The lyrics are a commentary on 1960s racism. When Carroll was killed in 1963, Charles County was still strictly segregated by race in public facilities such as restaurants, churches, theaters, doctor's offices, buses, and the county fair. The schools of Charles County were not integrated until 1967.
The main incident of the song took place in the early hours of February 9, 1963, at the white tie Spinsters' Ball at the Emerson Hotel in Baltimore. Using a toy cane, Zantzinger drunkenly assaulted at least three of the Emerson Hotel workers: a bellboy, a waitress, and — at about 1:30 in the morning of the 9th — Carroll, a 51 year old barmaid. Carroll "had borne 10 children" and was president of a black social club.

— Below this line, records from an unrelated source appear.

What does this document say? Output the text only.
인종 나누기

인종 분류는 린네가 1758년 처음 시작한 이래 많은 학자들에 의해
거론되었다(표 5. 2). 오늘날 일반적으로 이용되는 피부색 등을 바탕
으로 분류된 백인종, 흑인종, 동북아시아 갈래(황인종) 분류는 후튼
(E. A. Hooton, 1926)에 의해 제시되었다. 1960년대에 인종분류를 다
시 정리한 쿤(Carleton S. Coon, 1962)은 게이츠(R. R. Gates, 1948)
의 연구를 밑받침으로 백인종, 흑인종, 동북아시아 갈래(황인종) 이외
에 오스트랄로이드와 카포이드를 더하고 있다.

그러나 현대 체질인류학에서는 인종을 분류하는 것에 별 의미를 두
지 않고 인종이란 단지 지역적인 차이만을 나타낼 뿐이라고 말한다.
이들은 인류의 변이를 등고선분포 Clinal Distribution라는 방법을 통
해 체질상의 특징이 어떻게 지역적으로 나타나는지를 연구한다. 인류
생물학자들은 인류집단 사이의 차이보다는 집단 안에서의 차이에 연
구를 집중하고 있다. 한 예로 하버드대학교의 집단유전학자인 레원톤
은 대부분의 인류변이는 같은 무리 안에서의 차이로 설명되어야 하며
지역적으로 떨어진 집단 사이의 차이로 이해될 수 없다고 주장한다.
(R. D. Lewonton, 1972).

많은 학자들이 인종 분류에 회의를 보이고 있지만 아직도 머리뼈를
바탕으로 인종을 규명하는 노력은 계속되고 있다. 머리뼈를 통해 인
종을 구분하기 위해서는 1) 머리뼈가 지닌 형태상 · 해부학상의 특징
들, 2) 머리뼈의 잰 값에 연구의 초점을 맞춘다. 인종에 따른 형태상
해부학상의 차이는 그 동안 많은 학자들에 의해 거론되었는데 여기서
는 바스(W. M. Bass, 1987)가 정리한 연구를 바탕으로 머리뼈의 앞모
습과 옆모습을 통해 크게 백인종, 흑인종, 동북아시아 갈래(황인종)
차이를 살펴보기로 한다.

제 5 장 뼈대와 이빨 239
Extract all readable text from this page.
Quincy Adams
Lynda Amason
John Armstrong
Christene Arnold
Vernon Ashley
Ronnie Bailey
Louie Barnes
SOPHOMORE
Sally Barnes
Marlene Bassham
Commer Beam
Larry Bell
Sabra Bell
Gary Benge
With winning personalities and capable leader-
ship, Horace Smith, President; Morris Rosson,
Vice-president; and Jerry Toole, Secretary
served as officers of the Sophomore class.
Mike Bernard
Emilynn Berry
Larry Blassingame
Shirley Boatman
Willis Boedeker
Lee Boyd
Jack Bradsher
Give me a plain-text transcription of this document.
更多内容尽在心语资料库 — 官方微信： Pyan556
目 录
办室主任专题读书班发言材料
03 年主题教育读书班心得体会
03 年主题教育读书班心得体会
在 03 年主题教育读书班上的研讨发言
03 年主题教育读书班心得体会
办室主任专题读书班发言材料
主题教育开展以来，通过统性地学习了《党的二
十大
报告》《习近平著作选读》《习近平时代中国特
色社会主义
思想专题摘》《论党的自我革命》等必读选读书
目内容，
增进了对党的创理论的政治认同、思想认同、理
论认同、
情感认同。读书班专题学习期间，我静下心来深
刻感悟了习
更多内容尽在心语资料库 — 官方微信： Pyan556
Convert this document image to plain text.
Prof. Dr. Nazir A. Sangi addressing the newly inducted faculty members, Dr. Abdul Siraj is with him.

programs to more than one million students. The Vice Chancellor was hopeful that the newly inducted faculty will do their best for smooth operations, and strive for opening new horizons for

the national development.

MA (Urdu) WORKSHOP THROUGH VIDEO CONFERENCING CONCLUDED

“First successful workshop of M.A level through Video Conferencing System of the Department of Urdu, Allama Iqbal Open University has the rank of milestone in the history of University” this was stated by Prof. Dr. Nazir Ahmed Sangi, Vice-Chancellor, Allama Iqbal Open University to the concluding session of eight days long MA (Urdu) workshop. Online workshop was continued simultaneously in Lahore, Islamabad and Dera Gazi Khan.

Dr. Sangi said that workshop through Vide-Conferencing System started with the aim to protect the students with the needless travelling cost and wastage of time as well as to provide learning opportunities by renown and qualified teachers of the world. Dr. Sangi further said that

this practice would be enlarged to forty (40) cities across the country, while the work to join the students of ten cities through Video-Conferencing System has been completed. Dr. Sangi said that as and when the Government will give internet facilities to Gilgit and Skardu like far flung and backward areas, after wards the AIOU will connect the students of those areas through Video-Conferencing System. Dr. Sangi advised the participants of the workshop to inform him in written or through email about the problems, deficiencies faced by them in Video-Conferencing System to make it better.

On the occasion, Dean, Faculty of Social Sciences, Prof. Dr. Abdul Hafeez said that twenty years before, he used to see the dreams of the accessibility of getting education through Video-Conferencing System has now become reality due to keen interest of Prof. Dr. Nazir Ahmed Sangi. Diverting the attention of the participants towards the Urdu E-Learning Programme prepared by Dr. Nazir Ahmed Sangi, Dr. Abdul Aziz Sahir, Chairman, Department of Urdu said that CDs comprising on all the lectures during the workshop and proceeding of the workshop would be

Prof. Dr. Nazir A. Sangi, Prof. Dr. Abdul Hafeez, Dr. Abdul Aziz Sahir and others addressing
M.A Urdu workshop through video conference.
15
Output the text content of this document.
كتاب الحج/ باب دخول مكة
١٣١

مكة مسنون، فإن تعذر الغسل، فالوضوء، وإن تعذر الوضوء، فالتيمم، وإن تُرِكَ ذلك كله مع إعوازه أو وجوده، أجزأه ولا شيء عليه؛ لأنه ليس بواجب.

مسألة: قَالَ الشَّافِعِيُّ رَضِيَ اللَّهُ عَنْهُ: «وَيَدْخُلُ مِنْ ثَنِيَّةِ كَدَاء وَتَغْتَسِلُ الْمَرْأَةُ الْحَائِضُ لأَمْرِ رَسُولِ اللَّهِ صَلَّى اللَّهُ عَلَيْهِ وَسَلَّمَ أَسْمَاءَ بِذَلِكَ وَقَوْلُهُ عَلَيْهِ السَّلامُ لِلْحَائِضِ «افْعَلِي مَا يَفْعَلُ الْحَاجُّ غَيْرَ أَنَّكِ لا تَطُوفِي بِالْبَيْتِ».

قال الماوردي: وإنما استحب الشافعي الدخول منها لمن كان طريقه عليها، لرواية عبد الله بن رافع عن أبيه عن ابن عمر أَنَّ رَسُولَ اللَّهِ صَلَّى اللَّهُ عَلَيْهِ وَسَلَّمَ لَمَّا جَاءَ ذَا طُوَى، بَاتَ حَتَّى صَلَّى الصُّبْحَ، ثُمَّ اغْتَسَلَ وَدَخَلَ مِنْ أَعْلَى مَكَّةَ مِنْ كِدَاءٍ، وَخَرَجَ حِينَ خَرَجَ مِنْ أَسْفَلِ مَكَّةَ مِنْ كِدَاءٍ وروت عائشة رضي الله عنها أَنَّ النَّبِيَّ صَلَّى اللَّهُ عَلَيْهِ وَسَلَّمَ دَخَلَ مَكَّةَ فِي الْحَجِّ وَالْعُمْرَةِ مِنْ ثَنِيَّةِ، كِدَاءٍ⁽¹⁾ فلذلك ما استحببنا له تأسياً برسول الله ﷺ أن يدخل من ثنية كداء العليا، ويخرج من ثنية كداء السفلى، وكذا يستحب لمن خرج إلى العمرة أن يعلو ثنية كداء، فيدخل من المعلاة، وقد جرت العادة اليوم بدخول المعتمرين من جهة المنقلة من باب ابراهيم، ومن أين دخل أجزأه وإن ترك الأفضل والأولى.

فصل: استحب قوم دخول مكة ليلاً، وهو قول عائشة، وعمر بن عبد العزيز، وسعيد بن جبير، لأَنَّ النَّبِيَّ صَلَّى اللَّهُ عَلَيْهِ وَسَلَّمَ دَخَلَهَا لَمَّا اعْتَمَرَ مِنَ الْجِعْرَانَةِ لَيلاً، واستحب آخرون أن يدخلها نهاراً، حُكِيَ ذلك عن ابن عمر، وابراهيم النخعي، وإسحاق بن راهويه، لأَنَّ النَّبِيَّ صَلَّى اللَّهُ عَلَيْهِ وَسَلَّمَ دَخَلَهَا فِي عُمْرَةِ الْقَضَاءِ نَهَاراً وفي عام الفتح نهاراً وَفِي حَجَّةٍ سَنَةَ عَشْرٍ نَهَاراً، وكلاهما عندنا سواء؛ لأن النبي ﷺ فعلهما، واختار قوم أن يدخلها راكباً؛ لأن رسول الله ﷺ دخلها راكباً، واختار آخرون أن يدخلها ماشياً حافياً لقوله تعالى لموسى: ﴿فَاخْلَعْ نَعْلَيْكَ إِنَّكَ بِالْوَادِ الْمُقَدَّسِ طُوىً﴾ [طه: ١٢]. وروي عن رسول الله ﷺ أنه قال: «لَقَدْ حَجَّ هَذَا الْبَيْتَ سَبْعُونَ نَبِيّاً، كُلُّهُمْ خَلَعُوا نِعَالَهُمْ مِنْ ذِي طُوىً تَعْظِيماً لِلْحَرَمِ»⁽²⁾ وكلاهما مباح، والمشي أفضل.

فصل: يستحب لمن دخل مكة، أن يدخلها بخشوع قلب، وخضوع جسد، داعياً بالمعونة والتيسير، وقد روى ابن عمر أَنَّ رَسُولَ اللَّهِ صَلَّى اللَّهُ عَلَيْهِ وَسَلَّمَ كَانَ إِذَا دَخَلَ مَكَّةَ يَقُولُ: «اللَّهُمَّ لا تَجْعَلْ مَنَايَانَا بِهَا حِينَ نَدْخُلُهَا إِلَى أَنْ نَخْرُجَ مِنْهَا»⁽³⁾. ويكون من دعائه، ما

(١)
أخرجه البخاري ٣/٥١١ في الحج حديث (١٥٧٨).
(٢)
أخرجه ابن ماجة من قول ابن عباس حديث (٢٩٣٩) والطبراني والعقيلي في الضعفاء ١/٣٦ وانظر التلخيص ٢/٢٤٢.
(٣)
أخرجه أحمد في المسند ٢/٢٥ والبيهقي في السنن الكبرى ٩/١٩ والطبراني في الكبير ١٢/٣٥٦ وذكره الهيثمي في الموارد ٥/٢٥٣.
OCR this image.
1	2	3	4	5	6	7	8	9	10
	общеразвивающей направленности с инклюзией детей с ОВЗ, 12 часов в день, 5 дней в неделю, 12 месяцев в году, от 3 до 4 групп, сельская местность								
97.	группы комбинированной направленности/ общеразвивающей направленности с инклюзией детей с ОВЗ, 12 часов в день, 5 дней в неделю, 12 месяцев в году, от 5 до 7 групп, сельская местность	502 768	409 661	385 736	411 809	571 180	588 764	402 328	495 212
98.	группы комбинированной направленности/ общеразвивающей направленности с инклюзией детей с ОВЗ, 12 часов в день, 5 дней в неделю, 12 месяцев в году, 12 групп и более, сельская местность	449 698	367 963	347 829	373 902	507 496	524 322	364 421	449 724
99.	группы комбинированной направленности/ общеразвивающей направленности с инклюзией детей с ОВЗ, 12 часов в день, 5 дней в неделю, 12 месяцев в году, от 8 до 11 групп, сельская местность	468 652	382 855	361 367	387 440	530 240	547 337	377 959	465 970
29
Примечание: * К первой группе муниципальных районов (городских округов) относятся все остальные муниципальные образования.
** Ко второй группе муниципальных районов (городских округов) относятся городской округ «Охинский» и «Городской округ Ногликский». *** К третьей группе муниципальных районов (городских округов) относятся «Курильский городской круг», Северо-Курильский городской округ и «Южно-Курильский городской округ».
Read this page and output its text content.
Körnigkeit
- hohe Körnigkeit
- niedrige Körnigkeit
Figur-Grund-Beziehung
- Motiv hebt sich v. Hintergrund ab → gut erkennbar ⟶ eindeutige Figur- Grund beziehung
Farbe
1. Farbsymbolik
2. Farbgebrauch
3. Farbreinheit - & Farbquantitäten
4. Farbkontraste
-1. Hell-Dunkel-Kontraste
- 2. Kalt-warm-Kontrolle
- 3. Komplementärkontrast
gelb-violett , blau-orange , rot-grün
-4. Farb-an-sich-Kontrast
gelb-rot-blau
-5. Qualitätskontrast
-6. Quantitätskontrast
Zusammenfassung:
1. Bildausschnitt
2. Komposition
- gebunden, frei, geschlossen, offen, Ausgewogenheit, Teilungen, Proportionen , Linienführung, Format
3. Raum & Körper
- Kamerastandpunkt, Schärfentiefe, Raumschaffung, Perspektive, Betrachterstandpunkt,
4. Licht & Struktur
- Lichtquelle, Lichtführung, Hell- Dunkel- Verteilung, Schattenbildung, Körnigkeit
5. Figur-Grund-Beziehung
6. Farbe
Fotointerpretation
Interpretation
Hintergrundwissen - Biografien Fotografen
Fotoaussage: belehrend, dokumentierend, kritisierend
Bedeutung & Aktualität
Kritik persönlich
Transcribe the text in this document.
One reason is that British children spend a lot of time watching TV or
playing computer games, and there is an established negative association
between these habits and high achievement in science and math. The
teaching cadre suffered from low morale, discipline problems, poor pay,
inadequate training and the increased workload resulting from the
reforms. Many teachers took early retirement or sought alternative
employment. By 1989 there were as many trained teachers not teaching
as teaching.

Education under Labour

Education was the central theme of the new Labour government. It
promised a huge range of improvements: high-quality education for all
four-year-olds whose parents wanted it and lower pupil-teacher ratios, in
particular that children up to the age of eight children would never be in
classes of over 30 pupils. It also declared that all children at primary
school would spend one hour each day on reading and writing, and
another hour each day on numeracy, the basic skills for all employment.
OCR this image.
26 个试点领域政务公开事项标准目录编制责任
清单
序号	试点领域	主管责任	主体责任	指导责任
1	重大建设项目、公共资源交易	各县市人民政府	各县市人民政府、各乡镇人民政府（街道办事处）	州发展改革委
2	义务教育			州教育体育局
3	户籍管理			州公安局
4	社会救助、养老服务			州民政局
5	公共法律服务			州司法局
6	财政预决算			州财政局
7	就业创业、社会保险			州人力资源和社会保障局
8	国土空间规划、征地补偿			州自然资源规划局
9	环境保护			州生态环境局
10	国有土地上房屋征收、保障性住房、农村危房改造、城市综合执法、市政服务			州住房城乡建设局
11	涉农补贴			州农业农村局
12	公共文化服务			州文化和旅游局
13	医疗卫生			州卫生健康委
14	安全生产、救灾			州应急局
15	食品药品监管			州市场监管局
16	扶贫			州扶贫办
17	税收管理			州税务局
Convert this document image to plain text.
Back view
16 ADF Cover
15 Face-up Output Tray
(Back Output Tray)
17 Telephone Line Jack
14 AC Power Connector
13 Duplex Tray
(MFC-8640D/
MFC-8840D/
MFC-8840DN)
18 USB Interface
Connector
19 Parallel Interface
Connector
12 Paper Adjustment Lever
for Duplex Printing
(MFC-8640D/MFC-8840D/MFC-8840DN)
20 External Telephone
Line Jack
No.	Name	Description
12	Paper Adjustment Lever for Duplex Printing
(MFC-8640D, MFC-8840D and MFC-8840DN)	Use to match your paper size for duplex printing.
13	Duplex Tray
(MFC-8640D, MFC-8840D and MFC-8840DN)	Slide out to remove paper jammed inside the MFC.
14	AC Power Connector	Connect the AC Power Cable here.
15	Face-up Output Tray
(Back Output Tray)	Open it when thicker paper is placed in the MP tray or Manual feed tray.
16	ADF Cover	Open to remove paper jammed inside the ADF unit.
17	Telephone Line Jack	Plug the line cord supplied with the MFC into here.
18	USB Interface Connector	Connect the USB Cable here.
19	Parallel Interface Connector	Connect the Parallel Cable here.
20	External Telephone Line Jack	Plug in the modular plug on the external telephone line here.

Already drunk before he got to the Emerson Hotel that night, the 6'2" Zantzinger had assaulted employees at Eager House, a prestigious Baltimore restaurant, with the same cane. The cane was a 25-cent toy. At the Spinsters' Ball, he called a 30-year-old waitress a "nigger" and hit her with the cane; she fled the room in tears. Moments later, after ordering a bourbon that Carroll did not bring immediately, Zantzinger cursed her, called her a "nigger", then "you black son of a bitch", and struck her on the shoulder and across the head with the cane. In the words of the court notes: "He asked for a drink and called her 'a black bitch', and 'black s.o.b'. She replied, 'Just a moment' and started to prepare his drink. After a delay of perhaps a minute, he complained about her being slow and struck her a hard blow on her shoulder about half-way between the point of her shoulder and her neck." She handed him his drink. After striking Carroll, he attacked his own wife, knocking her to the ground and hitting her with his shoe.